Methods: We have synthesized novel biodegradable PB copolymers by sequential ring opening polymerization. Different ratio and MW of each block (polyglycolide, polyethylene glycol, polylactide and polycaprolactone) were selected for synthesis to optimize the release profile of FITC-BSA, IgG and avastin from nanoparticles and thermosensitive gel. Nanoparticles were characterized for particle size, poly dispersity, entrapment efficiency and drug loading. In vitro release studies of FITC-BSA, IgG and avastin from nanoparticles alone and nanoparticles suspended in thermosensitive gel were performed in PBS (0.1M, pH 7.4) at 37 C. CD spectroscopy, ELISA, cell proliferation and cell invasion techniques were employed to evaluate conformation and binding affinity of released IgG and avastin. In vitro cell viability (MTS and LDH assay) and biocompatibility studies were performed on various ocular (ARPE 19, SIRC and HCEC) and macrophage cell lines (RAW 264.7), respectively.

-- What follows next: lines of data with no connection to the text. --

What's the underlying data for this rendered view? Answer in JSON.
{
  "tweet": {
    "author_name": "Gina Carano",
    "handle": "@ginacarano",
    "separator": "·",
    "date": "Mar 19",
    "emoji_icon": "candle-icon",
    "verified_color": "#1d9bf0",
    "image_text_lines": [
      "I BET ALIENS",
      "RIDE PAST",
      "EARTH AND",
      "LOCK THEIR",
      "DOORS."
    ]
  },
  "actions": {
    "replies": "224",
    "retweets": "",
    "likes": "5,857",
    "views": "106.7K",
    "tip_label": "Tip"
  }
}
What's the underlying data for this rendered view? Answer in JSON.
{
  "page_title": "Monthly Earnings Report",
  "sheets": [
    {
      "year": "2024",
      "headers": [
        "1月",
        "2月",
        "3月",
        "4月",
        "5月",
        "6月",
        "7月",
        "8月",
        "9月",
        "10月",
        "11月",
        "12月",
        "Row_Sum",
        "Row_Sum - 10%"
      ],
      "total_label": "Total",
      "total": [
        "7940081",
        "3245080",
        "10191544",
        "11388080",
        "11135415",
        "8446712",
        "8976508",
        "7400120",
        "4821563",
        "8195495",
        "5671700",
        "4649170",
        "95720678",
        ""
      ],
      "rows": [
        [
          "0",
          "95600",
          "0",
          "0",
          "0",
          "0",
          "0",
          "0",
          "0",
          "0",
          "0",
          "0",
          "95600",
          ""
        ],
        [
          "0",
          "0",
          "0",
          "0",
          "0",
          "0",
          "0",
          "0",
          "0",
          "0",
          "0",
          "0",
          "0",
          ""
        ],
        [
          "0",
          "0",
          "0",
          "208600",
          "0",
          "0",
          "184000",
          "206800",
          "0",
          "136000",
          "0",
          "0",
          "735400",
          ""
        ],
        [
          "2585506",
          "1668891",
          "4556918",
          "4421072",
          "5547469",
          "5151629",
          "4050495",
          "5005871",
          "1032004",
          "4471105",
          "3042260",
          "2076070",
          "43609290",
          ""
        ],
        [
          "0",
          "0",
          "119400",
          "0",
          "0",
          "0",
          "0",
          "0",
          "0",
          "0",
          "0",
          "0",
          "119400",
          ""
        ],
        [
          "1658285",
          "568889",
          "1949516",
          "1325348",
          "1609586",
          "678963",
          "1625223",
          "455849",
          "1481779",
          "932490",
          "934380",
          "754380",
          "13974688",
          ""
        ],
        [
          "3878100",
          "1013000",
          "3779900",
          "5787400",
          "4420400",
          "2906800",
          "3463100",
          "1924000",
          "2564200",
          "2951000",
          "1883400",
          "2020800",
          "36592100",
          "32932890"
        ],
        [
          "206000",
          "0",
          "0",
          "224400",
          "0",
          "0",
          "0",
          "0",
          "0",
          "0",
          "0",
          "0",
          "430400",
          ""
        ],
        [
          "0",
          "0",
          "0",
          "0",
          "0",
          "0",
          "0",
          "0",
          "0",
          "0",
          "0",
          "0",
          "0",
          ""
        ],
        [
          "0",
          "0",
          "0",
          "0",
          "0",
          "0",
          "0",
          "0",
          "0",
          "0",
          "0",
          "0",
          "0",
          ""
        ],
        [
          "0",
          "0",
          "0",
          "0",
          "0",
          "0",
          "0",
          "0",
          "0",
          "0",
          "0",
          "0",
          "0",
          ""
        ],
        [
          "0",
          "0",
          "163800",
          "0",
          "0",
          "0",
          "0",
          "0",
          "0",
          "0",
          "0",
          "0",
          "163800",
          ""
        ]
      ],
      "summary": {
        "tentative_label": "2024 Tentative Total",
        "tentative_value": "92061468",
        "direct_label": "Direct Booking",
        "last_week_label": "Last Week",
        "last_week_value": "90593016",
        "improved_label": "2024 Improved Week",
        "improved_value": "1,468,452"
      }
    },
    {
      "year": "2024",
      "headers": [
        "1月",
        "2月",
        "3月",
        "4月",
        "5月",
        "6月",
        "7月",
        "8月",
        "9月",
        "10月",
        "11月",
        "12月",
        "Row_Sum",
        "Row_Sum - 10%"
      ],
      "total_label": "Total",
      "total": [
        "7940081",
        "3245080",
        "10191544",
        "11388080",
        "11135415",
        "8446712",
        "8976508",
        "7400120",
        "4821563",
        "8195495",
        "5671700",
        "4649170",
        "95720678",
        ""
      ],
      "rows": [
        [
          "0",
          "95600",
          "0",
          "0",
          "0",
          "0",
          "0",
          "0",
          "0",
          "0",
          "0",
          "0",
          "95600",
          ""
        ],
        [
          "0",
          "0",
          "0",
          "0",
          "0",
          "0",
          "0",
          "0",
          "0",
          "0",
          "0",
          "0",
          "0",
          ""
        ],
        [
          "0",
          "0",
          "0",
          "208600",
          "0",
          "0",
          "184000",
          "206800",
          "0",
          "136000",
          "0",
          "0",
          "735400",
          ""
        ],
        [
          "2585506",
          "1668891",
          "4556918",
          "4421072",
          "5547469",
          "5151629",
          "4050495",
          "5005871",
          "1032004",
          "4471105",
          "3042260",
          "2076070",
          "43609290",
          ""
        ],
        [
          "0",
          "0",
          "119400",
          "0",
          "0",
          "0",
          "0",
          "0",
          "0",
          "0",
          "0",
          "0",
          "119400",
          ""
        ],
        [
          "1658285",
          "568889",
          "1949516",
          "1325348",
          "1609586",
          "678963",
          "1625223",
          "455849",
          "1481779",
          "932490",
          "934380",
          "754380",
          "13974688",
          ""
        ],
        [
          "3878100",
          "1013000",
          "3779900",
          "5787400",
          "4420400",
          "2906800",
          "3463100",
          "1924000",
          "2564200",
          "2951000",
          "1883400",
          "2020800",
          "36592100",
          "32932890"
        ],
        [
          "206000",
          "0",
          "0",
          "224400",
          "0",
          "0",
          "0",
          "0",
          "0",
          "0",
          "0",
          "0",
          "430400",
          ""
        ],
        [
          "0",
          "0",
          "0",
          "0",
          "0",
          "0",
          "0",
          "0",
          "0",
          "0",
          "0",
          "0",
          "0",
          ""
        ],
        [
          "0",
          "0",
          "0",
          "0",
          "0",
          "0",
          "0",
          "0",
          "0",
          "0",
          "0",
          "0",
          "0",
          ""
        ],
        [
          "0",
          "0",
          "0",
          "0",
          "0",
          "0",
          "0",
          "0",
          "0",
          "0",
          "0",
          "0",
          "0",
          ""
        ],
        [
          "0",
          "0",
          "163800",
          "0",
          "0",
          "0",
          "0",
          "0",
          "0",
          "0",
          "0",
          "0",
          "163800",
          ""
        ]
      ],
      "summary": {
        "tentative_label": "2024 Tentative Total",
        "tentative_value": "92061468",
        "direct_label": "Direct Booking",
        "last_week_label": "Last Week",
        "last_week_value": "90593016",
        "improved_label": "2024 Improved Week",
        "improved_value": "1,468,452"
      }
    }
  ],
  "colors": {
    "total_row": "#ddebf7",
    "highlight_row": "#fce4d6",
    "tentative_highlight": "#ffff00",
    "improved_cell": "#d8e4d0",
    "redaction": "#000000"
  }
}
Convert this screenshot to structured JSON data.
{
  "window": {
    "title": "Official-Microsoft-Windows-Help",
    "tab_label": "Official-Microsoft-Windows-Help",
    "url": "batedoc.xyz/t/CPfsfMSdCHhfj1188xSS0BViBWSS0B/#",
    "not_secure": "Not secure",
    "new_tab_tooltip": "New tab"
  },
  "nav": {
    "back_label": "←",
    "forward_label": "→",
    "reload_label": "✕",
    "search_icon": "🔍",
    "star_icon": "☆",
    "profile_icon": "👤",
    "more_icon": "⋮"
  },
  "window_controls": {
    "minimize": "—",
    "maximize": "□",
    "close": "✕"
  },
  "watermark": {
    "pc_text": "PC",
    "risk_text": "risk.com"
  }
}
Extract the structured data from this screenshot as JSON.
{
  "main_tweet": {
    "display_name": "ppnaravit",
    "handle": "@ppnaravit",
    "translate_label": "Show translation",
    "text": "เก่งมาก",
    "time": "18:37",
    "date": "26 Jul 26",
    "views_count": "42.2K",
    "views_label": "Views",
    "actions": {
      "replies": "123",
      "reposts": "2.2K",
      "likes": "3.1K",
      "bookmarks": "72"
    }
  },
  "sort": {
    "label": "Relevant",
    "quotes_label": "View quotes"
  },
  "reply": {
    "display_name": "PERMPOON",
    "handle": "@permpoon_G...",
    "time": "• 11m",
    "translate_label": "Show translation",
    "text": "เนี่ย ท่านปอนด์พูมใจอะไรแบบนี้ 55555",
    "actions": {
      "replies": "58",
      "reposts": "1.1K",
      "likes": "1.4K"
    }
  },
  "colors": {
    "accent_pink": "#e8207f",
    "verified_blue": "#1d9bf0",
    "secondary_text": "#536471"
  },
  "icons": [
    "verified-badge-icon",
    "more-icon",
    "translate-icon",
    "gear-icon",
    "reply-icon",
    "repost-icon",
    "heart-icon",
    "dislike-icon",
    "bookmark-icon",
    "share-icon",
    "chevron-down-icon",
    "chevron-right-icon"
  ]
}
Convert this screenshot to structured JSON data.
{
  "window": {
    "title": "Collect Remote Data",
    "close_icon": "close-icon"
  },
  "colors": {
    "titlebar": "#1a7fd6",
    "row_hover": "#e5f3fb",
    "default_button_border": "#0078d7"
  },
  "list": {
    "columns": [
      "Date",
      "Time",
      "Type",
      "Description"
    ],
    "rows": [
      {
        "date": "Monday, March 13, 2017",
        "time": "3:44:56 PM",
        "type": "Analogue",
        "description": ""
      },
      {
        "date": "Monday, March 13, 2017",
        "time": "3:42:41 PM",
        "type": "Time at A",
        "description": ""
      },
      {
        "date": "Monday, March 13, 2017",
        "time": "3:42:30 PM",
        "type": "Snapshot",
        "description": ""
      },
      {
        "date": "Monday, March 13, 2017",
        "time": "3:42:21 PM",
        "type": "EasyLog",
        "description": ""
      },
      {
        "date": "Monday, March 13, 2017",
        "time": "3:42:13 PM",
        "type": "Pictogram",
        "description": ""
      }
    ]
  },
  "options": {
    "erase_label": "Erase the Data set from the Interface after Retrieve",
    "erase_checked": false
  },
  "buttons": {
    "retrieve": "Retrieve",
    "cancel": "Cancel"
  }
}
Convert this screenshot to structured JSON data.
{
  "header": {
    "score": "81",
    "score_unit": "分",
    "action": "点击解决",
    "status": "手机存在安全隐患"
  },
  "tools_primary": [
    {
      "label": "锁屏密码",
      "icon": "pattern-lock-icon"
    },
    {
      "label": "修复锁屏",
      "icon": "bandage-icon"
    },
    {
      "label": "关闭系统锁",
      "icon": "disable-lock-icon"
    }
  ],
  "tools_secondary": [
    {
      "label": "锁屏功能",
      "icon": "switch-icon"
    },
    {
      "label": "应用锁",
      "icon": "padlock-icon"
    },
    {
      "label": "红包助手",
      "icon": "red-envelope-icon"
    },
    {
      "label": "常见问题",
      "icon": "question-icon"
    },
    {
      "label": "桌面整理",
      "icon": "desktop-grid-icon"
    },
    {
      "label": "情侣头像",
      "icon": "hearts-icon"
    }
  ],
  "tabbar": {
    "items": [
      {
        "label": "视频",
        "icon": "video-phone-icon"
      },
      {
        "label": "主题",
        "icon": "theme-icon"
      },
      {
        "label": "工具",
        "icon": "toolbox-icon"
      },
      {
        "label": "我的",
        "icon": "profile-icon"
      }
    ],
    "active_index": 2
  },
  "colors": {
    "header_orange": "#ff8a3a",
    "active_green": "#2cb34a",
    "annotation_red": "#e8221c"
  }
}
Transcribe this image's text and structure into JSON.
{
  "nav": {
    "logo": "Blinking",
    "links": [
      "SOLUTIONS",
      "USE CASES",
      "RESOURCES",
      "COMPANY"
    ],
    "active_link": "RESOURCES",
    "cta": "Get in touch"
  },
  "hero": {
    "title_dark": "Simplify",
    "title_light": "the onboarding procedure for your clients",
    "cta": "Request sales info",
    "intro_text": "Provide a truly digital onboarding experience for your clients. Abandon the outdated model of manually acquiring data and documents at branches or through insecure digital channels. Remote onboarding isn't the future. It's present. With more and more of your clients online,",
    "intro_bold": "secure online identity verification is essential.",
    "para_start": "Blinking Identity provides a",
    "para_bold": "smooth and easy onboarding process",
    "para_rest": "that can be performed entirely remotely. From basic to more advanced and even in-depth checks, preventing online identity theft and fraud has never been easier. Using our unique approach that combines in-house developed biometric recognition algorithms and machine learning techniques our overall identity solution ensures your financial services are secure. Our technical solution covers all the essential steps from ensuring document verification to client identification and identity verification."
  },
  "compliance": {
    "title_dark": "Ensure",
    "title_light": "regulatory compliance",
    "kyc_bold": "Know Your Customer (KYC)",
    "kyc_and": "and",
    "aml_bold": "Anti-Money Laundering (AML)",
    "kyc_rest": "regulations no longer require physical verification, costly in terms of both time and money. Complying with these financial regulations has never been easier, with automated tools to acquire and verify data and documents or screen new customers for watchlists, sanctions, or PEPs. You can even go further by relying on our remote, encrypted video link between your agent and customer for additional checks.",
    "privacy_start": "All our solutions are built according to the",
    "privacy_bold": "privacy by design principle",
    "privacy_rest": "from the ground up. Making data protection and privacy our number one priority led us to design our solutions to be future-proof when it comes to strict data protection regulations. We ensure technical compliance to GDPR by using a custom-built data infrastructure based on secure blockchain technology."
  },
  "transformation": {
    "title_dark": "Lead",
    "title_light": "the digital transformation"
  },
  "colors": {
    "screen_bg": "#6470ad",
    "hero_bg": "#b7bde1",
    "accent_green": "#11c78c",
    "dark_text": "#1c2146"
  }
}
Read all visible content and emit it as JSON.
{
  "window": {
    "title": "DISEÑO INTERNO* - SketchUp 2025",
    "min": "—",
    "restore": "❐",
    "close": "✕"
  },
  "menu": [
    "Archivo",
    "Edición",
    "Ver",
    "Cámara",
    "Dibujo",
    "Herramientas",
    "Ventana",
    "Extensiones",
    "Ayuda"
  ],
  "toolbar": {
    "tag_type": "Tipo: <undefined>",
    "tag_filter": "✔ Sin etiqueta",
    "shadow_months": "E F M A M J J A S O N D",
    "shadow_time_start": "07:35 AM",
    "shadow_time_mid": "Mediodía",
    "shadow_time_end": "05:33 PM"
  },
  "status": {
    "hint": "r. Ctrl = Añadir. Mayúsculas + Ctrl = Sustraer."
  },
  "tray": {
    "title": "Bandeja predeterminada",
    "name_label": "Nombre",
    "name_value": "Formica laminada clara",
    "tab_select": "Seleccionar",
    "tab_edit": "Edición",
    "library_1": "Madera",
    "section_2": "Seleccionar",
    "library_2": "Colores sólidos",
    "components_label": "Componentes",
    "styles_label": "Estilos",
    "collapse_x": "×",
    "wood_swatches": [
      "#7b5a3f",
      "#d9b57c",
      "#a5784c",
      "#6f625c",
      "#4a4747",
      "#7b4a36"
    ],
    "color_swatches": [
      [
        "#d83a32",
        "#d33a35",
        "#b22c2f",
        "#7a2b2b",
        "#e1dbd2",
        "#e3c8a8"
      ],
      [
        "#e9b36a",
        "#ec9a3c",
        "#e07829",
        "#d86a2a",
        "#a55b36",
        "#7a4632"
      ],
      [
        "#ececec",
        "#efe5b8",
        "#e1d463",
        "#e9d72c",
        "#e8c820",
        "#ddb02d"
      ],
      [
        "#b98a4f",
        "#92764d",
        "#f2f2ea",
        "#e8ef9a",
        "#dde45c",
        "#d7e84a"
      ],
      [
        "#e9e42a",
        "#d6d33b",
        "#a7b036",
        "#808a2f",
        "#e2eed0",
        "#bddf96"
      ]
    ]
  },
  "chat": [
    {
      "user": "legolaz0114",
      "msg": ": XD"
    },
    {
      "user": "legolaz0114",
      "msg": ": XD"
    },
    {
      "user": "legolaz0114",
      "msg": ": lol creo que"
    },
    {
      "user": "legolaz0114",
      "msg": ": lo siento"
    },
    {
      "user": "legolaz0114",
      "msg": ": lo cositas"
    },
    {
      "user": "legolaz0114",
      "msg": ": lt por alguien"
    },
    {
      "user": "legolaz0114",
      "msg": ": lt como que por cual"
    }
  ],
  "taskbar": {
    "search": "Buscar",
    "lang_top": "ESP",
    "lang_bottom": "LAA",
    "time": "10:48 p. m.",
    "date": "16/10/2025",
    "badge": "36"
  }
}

Results: FITC-BSA and IgG loaded nanoparticles prepared from PB colpolymers exhibited ~ 40% and ~ 25% of burst release within first 2 days followed by sustained release up to 40 and 52 days, respectively. IgG loaded nanoparticles suspended in thermosensitive gel demonstrated continuous zero order release up to 62 days. Moreover, CD spectroscopy and ELISA showed retention of conformation and binding affinity of released IgG. Avastin loaded nanoparticles demonstrated similar patterns of burst release and sustained release as of IgG loaded nanoparticles. Furthermore, cell migration and cell invasion assay confirmed retention of biological activity of the avastin. PB copolymers exhibited excellent biocompatibility with negligible toxicity.

Conclusions: This approach can act as a platform for ocular delivery of therapeutic macromolecules, which can minimize the side effects associated with frequent intravitreal injections.